Retour de la RDC à l’ONU: quels enjeux pour la voix africaine?

Aminata Diop
5 mn de lecture

Ce qu’il faut retenir

En janvier 2026, la République démocratique du Congo fait son retour au Conseil de sécurité de l’ONU, plus de trois décennies après son dernier mandat. Élue en juin 2025 par 183 voix sur 187, elle siégera jusqu’en 2027. Kinshasa affiche deux priorités : maintenir la crise de l’Est sur l’agenda et défendre une approche concertée au nom de l’Afrique.

Coup de projecteur sur un siège convoité

La présidence tournante du Conseil revient en ce début d’année à la Somalie, tandis que cinq sièges non permanents changent de titulaire. Bahreïn, la Lettonie, la Colombie, le Liberia et la RDC prennent la relève de l’Algérie, de la Corée du Sud, du Guyana, de la Sierra Leone et de la Slovénie.

Pour la RDC, il s’agit d’une troisième participation après les mandats des années 1980 et 1990. « Nous porterons la voix de la RDC, mais aussi celle de l’Afrique », a assuré la ministre des Affaires étrangères, Thérèse Wagner, soulignant la portée collective de cette élection.

Chronologie : du vote de juin 2025 à l’entrée en fonction

Le scrutin de l’Assemblée générale, le 13 juin 2025, a consacré un quasi-consensus autour de Kinshasa. Sur 187 États votants, seuls quatre se sont abstenus ou ont choisi une autre option. Cette légitimité numérique a été activement valorisée par la diplomatie congolaise durant la période de transition qui a suivi.

Entre juillet 2025 et décembre 2025, plusieurs missions préparatoires se sont tenues à New York pour caler les priorités congolaises. Dès le 1ᵉʳ janvier 2026, les nouveaux membres prennent officiellement leurs fonctions, disposant d’un rôle décisif dans l’adoption ou le blocage de résolutions même sans droit de veto.

Les attentes de Kinshasa face aux crises à l’Est

Kinshasa qualifie la situation dans les provinces orientales de « guerre d’agression menée par le Rwanda ». Son objectif est de voir appliquée la résolution 2773 de février 2025, qui exige le retrait de l’AFC/M23 et des forces rwandaises. Réinscrire le dossier à chaque séance pertinente devient ainsi un impératif stratégique.

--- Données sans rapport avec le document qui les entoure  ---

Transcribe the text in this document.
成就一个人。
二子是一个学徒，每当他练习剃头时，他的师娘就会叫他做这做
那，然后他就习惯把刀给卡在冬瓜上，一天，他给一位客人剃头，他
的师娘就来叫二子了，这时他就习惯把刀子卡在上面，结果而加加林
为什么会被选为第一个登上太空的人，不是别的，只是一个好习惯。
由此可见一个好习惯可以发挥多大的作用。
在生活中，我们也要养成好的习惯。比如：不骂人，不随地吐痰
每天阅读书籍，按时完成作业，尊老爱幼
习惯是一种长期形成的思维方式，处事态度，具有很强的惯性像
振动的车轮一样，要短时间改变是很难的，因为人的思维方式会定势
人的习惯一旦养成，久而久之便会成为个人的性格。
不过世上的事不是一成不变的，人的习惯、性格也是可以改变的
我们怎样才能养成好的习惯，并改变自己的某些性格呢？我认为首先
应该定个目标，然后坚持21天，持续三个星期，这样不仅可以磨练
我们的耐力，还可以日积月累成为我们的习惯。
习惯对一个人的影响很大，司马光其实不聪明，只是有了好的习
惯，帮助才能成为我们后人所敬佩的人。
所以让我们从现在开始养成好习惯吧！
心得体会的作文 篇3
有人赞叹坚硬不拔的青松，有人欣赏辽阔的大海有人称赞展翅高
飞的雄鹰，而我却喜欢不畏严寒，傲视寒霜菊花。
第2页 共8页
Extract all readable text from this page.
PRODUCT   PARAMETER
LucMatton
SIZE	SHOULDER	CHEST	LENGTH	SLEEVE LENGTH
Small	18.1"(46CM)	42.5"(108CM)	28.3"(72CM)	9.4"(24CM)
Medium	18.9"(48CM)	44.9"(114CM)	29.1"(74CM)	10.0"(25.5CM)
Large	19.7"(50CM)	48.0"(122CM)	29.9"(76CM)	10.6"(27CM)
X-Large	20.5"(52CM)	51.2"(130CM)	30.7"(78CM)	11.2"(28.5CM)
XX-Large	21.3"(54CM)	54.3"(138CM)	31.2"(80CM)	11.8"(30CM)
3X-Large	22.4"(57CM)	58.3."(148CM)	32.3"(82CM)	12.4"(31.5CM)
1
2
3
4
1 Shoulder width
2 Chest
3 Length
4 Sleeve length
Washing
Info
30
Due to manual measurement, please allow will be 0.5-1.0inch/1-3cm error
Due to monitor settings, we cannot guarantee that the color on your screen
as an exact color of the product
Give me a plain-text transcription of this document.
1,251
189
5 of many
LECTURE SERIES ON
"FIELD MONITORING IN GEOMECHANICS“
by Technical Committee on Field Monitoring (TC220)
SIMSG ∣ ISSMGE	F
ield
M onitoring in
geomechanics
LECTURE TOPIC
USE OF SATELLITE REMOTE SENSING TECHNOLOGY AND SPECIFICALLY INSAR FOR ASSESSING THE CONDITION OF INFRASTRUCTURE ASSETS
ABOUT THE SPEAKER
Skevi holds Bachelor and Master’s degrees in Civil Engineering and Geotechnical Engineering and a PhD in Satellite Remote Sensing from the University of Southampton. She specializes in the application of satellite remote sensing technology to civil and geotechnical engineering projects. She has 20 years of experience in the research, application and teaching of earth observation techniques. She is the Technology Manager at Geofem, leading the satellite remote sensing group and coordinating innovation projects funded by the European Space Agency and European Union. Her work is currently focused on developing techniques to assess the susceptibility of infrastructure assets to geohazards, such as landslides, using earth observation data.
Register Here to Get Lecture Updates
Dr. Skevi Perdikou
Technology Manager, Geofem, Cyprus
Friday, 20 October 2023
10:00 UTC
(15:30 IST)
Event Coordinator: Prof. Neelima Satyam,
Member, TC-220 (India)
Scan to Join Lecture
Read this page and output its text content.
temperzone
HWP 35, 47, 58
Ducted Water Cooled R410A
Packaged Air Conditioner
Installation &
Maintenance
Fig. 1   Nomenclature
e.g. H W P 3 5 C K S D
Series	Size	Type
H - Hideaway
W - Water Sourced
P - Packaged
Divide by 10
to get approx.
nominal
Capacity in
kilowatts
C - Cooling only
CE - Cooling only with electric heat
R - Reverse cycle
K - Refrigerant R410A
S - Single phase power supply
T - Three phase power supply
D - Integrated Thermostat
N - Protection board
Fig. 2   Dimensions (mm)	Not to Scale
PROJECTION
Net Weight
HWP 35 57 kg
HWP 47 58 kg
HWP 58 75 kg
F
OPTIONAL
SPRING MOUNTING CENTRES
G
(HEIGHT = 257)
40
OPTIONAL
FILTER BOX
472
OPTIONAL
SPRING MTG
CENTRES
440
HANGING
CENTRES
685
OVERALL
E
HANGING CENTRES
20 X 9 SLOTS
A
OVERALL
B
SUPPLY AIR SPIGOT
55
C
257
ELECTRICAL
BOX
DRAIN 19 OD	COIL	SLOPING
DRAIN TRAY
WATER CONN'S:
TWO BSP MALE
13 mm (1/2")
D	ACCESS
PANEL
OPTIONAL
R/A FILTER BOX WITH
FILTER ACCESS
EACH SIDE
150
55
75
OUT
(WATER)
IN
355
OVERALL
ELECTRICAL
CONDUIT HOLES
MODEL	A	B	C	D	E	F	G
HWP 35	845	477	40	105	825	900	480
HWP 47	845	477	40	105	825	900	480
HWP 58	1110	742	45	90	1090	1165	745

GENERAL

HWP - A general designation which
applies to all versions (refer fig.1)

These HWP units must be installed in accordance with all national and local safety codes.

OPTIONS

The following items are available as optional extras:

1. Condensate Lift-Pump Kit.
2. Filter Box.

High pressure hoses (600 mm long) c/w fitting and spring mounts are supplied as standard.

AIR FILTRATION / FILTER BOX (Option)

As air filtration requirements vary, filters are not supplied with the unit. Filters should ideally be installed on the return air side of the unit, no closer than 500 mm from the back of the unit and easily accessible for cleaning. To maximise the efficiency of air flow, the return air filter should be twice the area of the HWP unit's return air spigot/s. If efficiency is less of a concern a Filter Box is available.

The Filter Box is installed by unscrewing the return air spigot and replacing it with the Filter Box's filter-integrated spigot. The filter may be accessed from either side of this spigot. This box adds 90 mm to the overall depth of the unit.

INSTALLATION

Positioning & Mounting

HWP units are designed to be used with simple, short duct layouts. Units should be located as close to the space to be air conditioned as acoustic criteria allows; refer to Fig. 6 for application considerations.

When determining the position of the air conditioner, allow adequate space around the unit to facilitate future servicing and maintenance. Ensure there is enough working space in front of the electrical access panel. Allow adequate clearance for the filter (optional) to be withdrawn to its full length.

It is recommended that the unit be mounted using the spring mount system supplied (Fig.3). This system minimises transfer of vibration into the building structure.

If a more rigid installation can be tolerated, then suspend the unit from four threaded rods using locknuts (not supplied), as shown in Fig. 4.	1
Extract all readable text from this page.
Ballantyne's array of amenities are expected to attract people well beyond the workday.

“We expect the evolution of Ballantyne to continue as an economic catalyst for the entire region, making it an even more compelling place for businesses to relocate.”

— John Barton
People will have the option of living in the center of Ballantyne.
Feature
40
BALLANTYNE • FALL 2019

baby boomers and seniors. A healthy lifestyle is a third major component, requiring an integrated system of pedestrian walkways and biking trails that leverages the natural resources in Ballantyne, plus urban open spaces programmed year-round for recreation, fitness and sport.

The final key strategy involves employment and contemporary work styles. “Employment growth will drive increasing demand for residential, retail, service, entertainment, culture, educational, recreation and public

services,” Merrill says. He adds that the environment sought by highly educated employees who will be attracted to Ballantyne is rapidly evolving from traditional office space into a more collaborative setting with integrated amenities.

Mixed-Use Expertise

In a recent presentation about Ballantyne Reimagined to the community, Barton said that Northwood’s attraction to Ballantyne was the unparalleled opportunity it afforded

Un conseiller présidentiel admet toutefois que « l’obtention d’actes forts s’est avérée difficile », notamment face aux réticences d’États attachés à la prudence diplomatique. L’enjeu pour la RDC est de transformer son siège en levier capable de susciter des coalitions majoritaires et d’éviter l’érosion de l’attention internationale.

Le rôle du « groupe 3A » et la diplomatie africaine

Le Conseil de sécurité réserve traditionnellement trois sièges non permanents à l’Afrique, regroupés de façon informelle sous le label « 3A ». En 2026, ce triangle est constitué de la Somalie – qui préside le Conseil en janvier –, du Liberia et de la RDC.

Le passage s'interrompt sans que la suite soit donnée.